Por que não separam as coisas?

Na última sexta-feira, dia 26 de junho, a Suprema Corte dos Estados Unidos aprovou o casamento entre pessoas do mesmo sexo. Ao mesmo tempo em que as redes sociais se transformaram nas cores do arco-íris, começaram a despontar opiniões contrárias à essa medida.

Opiniões contrárias não são ruins. Pelo contrário, elas possibilitam que ideias sejam debatidas e que cresçamos com esse exercício. Porém, não acho que seja esse tipo de debate que temos visto. Talvez a base de problema esteja no fato de que as instâncias que estão envolvidas nesse processo não ocupam o mesmo lugar.

A votação da Suprema Corte não se baseava no que a Bíblia (ou outro livro religioso) possa falar sobre a relação entre pessoas do mesmo sexo. A questão que era tema de votação de um Estado laico - portanto onde as coisas do Estado e das religiões deveriam estar separadas - era o que envolvia direitos civis. E ponto. A forma como as pessoas vivem, com quem se relacionam e como se relacionam são de foro puramente privado, porém essas questões de foto privado não podem cercear direitos civis. As pessoas que militam e apoiam o casamento entre pessoas do mesmo sexo fazem porque querem que seus companheiros, companheiros, amigos e parentes possam ter direitos assegurados pela lei, direitos que qualquer casal heterossexual já tem, como poder receber pensão do parceiro ou parceira que faleceu, ou ser incluído num plano de saúde, por exemplo, Não se trata de querer direitos para casar na Igreja - talvez muitos nem queriam isso, talvez não tenham sido acolhidos ou mesmo tenho se sentido "desconvidados" a participar daquele espaço.

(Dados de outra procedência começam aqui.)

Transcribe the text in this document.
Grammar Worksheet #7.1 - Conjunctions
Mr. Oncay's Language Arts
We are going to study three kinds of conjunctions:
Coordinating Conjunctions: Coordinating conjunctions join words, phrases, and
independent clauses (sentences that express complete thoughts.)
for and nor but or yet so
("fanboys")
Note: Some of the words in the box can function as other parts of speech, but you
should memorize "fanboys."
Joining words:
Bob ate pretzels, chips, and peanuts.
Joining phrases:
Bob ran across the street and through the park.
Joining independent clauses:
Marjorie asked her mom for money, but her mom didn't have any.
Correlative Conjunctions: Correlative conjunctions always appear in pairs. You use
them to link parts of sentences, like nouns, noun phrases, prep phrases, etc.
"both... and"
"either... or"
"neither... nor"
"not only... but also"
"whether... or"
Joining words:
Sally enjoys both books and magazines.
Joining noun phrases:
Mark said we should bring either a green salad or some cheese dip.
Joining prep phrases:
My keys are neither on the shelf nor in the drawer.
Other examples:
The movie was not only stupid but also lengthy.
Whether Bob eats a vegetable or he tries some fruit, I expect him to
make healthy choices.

A lei nãoaltera absolutamente nada na vida dos casais heterossexuais. Absolutamente nada. Ninguém vai se transformar em gay ou coisa do gênero. Mas a lei altera muito a vida de pessoas que estão juntas há muito tempo e que têm uma vida construída juntas.

Li muitas coisas realmente bobas na internet desde a última sexta-feira. Decepcionantes mesmo, porque não se baseiam em argumentos, mas puramente no desrespeito - ao outro, não interessando se o outro é homossexual ou não. As pessoas postam essas coisas e não param para refletir que, talvez ao lado delas, no trabalho, na igreja ou mesmo na própria família que não se sente acolhido e nem respeitado ou talvez não se sinta sequer livre para tornar pública sua relação (ninguém é obrigado a tornar nada público, mas quando nos relacionamos com alguém que nos faz feliz e nos faz bem é muito natural que queiramos dividir essa alegria com pessoas que são próximas da gente).

Eu não preciso viver da mesma forma que o outro para apoiar sua busca por direitos iguais ou por condições melhores de vida. Em suma: não preciso ser vítima de violência para apoiar as lutas pela paz; não preciso ser negro para lutar contra o racismo; não preciso passar fome para apoiar a luta por um mundo mais justo; não preciso "dar a bunda" para apoiar a conquista de direitos como a de sexta-feira (aliás, esse é um dos exemplos das coisas que tenho lido por aí). Basta que eu me preocupe com o outro ou procure vivenciar um dos ensinamentos do próprio Evangelho: amai-vos uns aos outros.

Em tempo: àqueles que são contra a extensão desse direito aos homossexuais, gostaria de lembrar que a primeira constituição brasileira, outorgada em 1824, em seu Título 1 que dispunha sobre território, dinastia, religião, trazia o seguinte conteúdo em seu Artigo 5º:

Art. 5. A Religião Catholica Apostolica Romana continuará a ser a Religião do Imperio. Todas as outras Religiões serão permitidas com seu culto domestico, ou particular em casas para isso destinadas, sem fórma alguma exterior do Templo.


Embora o texto autorizasse o culto de outras religiões não-católicas, restringia sua manifestação pública ao não permitir que essas outras denominações construíssem seus templos com campanário e uma cruz à vista, por exemplo. Mas houve, também, outro desdobramento: como estávamos vivendo sob um Estado católico, as uniões realizadas por pastores não tinha validade legal, portanto as crianças viviam, aos olhos do Estado, sob  a condição de bastardos. Ou seja: esses casais não-católicos não eram respaldados pela lei como eram os casais católicos. Religião e direito são duas coisas bem diferentes.